Companies with more complex structures and operations may have to use various digital tools to monitor ESG metrics. Management should consider future reporting requirements, expansions or changes to the company when choosing and implementing these new systems or processes. Once established, these systems and their use should be embedded in policies and procedures and become part of regular employee onboarding.

 

Draft roadmap

Many boards have big debates on setting targets for ESG metrics. Some common doubts in a director’s mind involve what are the right numbers or targets to aim for. Or what should be the right balance between operational costs and constraints versus achieving targets. Can the company hit the GHG targets in other ways besides changing its operations? How can the board know what is reported is correct when it is not on the ground?

Many of these questions are multifaceted, involving legal, engineering and social expectations for which there are no clear answers. However, there are some common considerations when setting ESG targets.

Instead of thinking of ESG as saving flora and fauna in countries far away, think of ESG as something closer to home. Good ESG practices may mean more hiring options (e.g., diversity through hiring across gender, age group and physically-challenged employees), reducing production costs (e.g., improving raw materials’ conversion rate to the final product) or increasing logistics efficiency through adequate planning (hence reducing carbon emissions).

There may be limited historical precedence or current comparatives for most companies to set their benchmark on a good ESG target, but countries such as Singapore have committed to being carbon neutral by 2050. This suggests that most companies in these countries should also be carbon neutral before 2050.

To achieve this, companies must devise climate-related roadmaps that are more meaningful and impactful in the long run instead of simply advocating the use of LED light bulbs in their annual sustainability report, for instance.

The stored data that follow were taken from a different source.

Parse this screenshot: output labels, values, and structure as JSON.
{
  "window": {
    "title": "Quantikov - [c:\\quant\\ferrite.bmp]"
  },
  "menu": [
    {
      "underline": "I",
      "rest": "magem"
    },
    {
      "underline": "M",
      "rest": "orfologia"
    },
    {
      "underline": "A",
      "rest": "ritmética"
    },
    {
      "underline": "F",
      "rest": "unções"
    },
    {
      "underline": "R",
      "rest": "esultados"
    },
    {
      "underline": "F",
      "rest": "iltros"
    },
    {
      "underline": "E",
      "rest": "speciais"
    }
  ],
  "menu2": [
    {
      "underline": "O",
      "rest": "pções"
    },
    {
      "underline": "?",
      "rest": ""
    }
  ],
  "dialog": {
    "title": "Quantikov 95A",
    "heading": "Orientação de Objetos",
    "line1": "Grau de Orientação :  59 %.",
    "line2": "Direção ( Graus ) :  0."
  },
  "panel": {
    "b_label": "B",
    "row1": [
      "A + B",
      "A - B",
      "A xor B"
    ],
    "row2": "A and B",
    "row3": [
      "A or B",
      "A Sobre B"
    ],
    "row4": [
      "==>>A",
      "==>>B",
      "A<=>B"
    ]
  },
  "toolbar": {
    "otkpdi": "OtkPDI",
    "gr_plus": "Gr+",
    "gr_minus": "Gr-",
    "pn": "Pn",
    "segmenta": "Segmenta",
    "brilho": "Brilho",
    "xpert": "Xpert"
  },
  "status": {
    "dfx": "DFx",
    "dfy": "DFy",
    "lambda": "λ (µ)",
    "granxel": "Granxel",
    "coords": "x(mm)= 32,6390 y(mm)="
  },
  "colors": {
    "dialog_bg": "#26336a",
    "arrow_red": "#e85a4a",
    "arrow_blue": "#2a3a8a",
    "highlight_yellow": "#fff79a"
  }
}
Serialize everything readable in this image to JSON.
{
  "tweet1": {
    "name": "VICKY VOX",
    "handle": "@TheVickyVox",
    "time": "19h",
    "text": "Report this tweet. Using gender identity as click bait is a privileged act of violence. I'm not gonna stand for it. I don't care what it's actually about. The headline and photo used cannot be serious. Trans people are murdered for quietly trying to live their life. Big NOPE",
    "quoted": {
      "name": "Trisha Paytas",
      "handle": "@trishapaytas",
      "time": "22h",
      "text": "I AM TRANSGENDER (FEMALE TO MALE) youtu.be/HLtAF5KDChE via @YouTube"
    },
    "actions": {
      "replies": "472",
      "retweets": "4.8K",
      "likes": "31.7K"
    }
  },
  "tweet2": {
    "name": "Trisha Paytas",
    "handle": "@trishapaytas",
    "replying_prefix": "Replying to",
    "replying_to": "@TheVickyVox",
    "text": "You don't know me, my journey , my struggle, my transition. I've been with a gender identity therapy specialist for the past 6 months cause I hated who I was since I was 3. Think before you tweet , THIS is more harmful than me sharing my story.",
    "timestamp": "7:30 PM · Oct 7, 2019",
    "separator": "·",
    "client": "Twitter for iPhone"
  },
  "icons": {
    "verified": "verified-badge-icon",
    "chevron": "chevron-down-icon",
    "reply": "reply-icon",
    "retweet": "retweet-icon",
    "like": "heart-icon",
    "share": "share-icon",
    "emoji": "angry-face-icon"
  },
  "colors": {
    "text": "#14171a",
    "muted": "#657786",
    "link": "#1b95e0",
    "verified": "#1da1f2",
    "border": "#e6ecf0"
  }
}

A workshop could be conducted for the board and management to deliberate on key ESG factors from an impact-likelihood perspective and discuss both short-term and long-term plans to overhaul operations holistically. 

 

Assurance and internal audit

When all is said and done, some boards may be unsure of steering their companies the right way forward in their ESG journey. Boards are often keen to do the right thing but may not be sure what that entails and whether they or the management is on track. This is especially true for independent directors who are usually not on the ground and have to rely on management representations to discharge their fiduciary duties.

A way for directors to gain comfort over the ESG framework, obtain assurance over the information in the sustainability report, and build confidence in the ESG roadmap is to have the internal auditors review the ESG framework. Internal auditors who perform their internal audits in accordance with Global Internal Audit Standards will be able to review the ESG governance structure, evaluate the relevant ESG risks, and perform tests of actual controls. Such internal reviews are already codified for SGX-listed companies under SGX Listing Rule 711B(3), and their benefits are equally compelling for non-listed organisations.

Ultimately, the internal auditors will be able to play a critical role in overcoming key ESG challenges by providing an independent opinion and giving recommendations to safeguard both the company’s and the board’s risks.

Companies at different maturity levels of ESG development have to manage various challenges with limited precedence for guidance. While there may not be clear answers on the “right” ESG journey, companies should utilise their internal audit function to provide an independent opinion and recommendations.

 

DISCLAIMER: The views and opinions expressed in this article are those of the author who is from the internal audit function. They do not represent the views and opinions of people or organisations that the author may or may not be associated with in professional or personal capacity unless explicitly stated.